Zum ersten Mal wird eine Wolfsind erwähnt im Jahr 739 in einem Totenkalender des Klosters Wessobrunn. Die Verehrung als Heilige und Märtyrerin ist erstmals im 12. Jahrhundert belegt. Im 18. Jahrhundert blühte er Kult auf, das Verbot einer Wallfahrt hatte keine Wirkung; erst im 19. Jahrhundert wurde ihre Legende aufgezeichnet.
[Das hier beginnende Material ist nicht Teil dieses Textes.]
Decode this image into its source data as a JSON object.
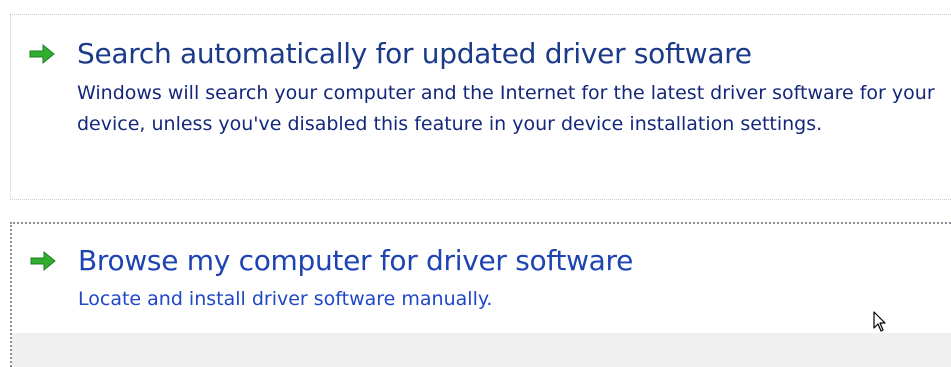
{
  "options": [
    {
      "title": "Search automatically for updated driver software",
      "description": "Windows will search your computer and the Internet for the latest driver software for your device, unless you've disabled this feature in your device installation settings.",
      "icon": "green-arrow-icon"
    },
    {
      "title": "Browse my computer for driver software",
      "description": "Locate and install driver software manually.",
      "icon": "green-arrow-icon"
    }
  ],
  "colors": {
    "arrow": "#2fae2f",
    "title_text": "#1b3b8a",
    "hover_title_text": "#1e43b3",
    "desc_text": "#13287a",
    "hover_desc_text": "#1e47c6"
  },
  "cursor_icon": "pointer-cursor-icon"
}
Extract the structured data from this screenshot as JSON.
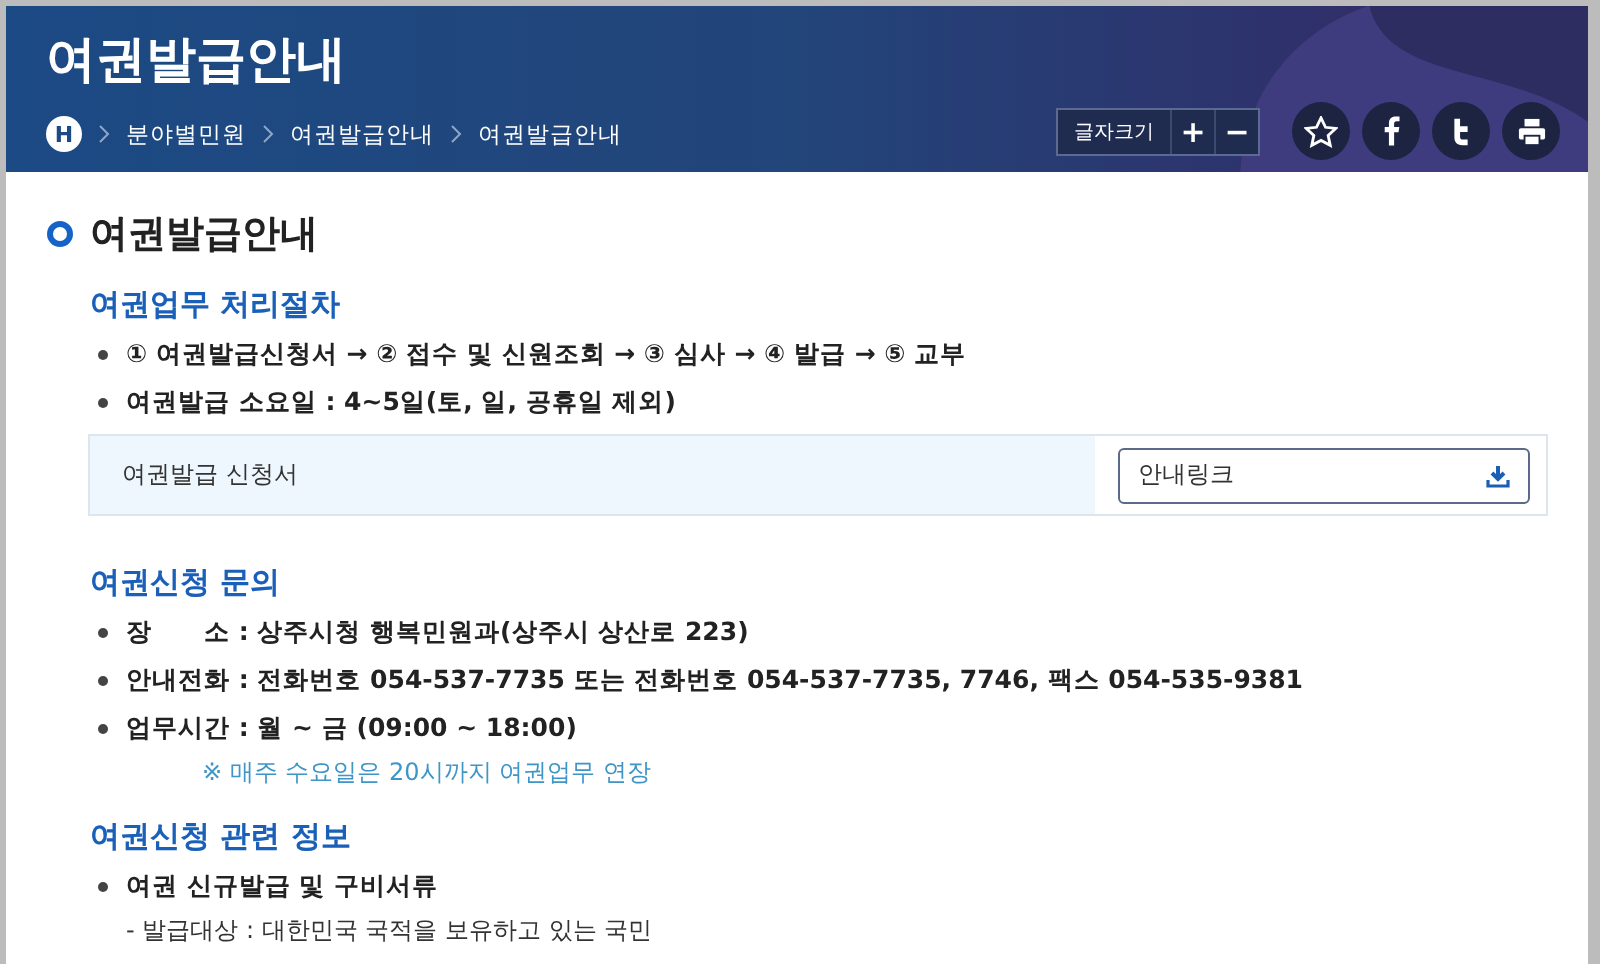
{
  "header": {
    "title": "여권발급안내",
    "breadcrumb": {
      "home_label": "H",
      "items": [
        "분야별민원",
        "여권발급안내",
        "여권발급안내"
      ]
    },
    "font_size": {
      "label": "글자크기",
      "increase": "+",
      "decrease": "−"
    },
    "share_buttons": [
      {
        "kind": "favorite"
      },
      {
        "kind": "facebook"
      },
      {
        "kind": "twitter"
      },
      {
        "kind": "print"
      }
    ]
  },
  "content": {
    "title": "여권발급안내",
    "sections": [
      {
        "heading": "여권업무 처리절차",
        "items": [
          {
            "kind": "bullet",
            "text": "① 여권발급신청서 → ② 접수 및 신원조회 → ③ 심사 → ④ 발급 → ⑤ 교부"
          },
          {
            "kind": "bullet",
            "text": "여권발급 소요일 : 4~5일(토, 일, 공휴일 제외)"
          },
          {
            "kind": "download",
            "label": "여권발급 신청서",
            "link": "안내링크"
          }
        ]
      },
      {
        "heading": "여권신청 문의",
        "items": [
          {
            "kind": "bullet",
            "text": "장　　소 : 상주시청 행복민원과(상주시 상산로 223)"
          },
          {
            "kind": "bullet",
            "text": "안내전화 : 전화번호 054-537-7735 또는 전화번호 054-537-7735, 7746, 팩스 054-535-9381"
          },
          {
            "kind": "bullet",
            "text": "업무시간 : 월 ~ 금 (09:00 ~ 18:00)"
          },
          {
            "kind": "note",
            "text": "※ 매주 수요일은 20시까지 여권업무 연장"
          }
        ]
      },
      {
        "heading": "여권신청 관련 정보",
        "items": [
          {
            "kind": "bullet",
            "text": "여권 신규발급 및 구비서류"
          },
          {
            "kind": "subline",
            "text": "- 발급대상 : 대한민국 국적을 보유하고 있는 국민"
          }
        ]
      }
    ]
  }
}
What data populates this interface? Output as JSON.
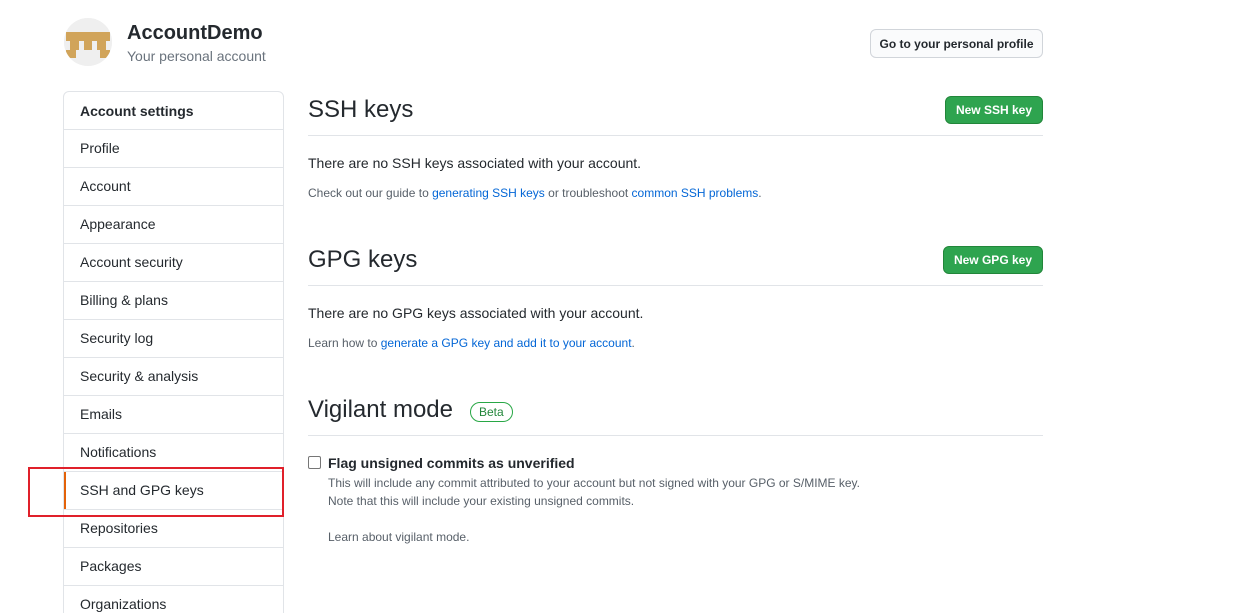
{
  "header": {
    "account_name": "AccountDemo",
    "account_subtitle": "Your personal account",
    "profile_button": "Go to your personal profile"
  },
  "sidebar": {
    "heading": "Account settings",
    "selected": "SSH and GPG keys",
    "items": [
      {
        "label": "Profile"
      },
      {
        "label": "Account"
      },
      {
        "label": "Appearance"
      },
      {
        "label": "Account security"
      },
      {
        "label": "Billing & plans"
      },
      {
        "label": "Security log"
      },
      {
        "label": "Security & analysis"
      },
      {
        "label": "Emails"
      },
      {
        "label": "Notifications"
      },
      {
        "label": "SSH and GPG keys"
      },
      {
        "label": "Repositories"
      },
      {
        "label": "Packages"
      },
      {
        "label": "Organizations"
      }
    ]
  },
  "ssh": {
    "title": "SSH keys",
    "button": "New SSH key",
    "empty": "There are no SSH keys associated with your account.",
    "guide_prefix": "Check out our guide to ",
    "guide_link": "generating SSH keys",
    "guide_middle": " or troubleshoot ",
    "guide_link2": "common SSH problems",
    "guide_suffix": "."
  },
  "gpg": {
    "title": "GPG keys",
    "button": "New GPG key",
    "empty": "There are no GPG keys associated with your account.",
    "learn_prefix": "Learn how to ",
    "learn_link": "generate a GPG key and add it to your account",
    "learn_suffix": "."
  },
  "vigilant": {
    "title": "Vigilant mode",
    "badge": "Beta",
    "checkbox_label": "Flag unsigned commits as unverified",
    "checked": false,
    "note_line1": "This will include any commit attributed to your account but not signed with your GPG or S/MIME key.",
    "note_line2": "Note that this will include your existing unsigned commits.",
    "learn_link": "Learn about vigilant mode."
  },
  "colors": {
    "primary_green": "#2ea44f",
    "link_blue": "#0366d6",
    "selected_marker": "#e36209",
    "annotation_red": "#e0202a"
  }
}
Die angeblichen Gebeine von Wofsind, ursprünglich in der Pfarrkirche in Reisbach aufbewahrt, sollen in den Wirren des Dreißigjährigen Krieges verloren gegangen sein.

Über dem als heilkräftig geltende Fieberbrünnl in Reisbach wurde 1816 eine Kapelle erbaut und 1822 durch Weihbischof Streber eingeweiht. Seitdem findet jedes Jahr am 2. September ein feierlicher Gottesdienst statt; am Sonntag vor oder nach dem 2. September zieht eine Prozession zur Kapelle.